- Developer: Interplay
- Publisher: Ultra Games
- Producer: Michael Quarles
- Designer: Wesley Yanagi
- Composer: Scott La Rocca
- Platform: Nintendo Entertainment System
- Release: NA: February 1992;
- Genre: Adventure
- Mode: Single player

= Star Trek: 25th Anniversary (NES video game) =

1992 NES adventure video game

Star Trek: 25th Anniversary is a 1992 adventure video game developed by Interplay and published by Ultra Games for the Nintendo Entertainment System. A different version was made with the same name (not a port) on the Game Boy.

==Synopsis==

The game begins as the USS Enterprise is approaching the planet Sigma Iotia II. The ship is caught up in a tear in space-time that sends them to an unknown area of space. While attempting to escape the tear, the dilithium crystals that are needed to travel at warp speed become fused and are rendered useless. The Enterprise crew finds that it is trapped in a decaying orbit above an unknown planet. Spock detects small amounts of dilithium crystals on the planet. Kirk leads an away team to secure the crystals and keep the Enterprise from burning up as the orbit decays. After navigating a deadly bog, braving the bloodworms, and figuring out the riddle at the obelisk, Kirk and his away team find some low-grade dilithium that will get the Enterprise part of the way back. The Enterprise crew is forced to make several more stop-offs for dilithium before getting back to Sigma Iotia II to figure out what caused the tear in space-time, and find a way to fix it.

==Gameplay==
Kirk leads an away team consisting of the player's choice of two crew members including but not limited to McCoy, Spock, and even red shirts down to a planet, each one constitutes a level.

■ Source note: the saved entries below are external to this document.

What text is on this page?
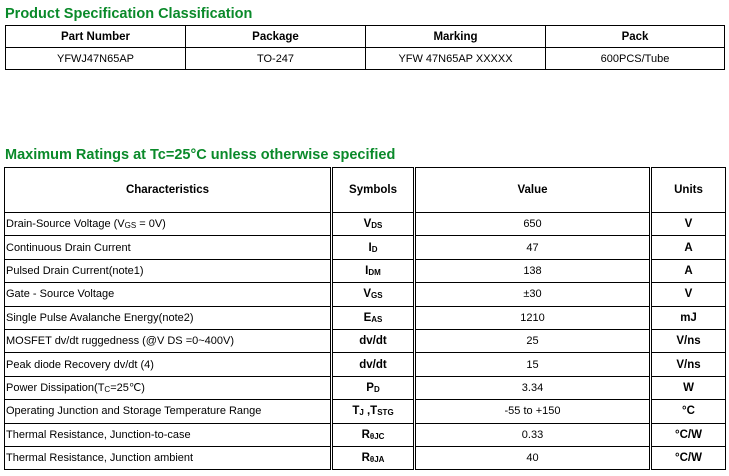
Product Specification Classification
Part Number	Package	Marking	Pack
YFWJ47N65AP	TO-247	YFW 47N65AP XXXXX	600PCS/Tube
Maximum Ratings at Tc=25°C unless otherwise specified
Characteristics	Symbols	Value	Units
Drain-Source Voltage $(V_{GS} = 0V)$	$V_{DS}$	650	V
Continuous Drain Current	$I_D$	47	A
Pulsed Drain Current(note1)	$I_{DM}$	138	A
Gate - Source Voltage	$V_{GS}$	±30	V
Single Pulse Avalanche Energy(note2)	$E_{AS}$	1210	mJ
MOSFET dv/dt ruggedness (@V DS =0~400V)	dv/dt	25	V/ns
Peak diode Recovery dv/dt (4)	dv/dt	15	V/ns
Power $Dissipation(T_C=25℃)$	$P_D$	3.34	W
Operating Junction and Storage Temperature Range	$T_J$ $,T_{STG}$	-55 to +150	°C
Thermal Resistance, Junction-to-case	$R_{\theta JC}$	0.33	°C/W
Thermal Resistance, Junction ambient	$R_{\theta JA}$	40	°C/W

The gameplay becomes graphic adventure game-styled. Most of the time, progress in the game requires the player to interact with various life forms on a world, find objects, and solve puzzles. While each character is equipped with a phaser, violence rarely is the ideal solution to any puzzle.

In one level where the player steps on symbols on the ground to advance, the symbols from the back of Led Zeppelin IV are seen.

==Reception==
The American video gaming magazine Nintendo Power reviewed Star Trek: 25th Anniversary and assigned it an overall rating of 4 out of 5 in their October 1991 issue.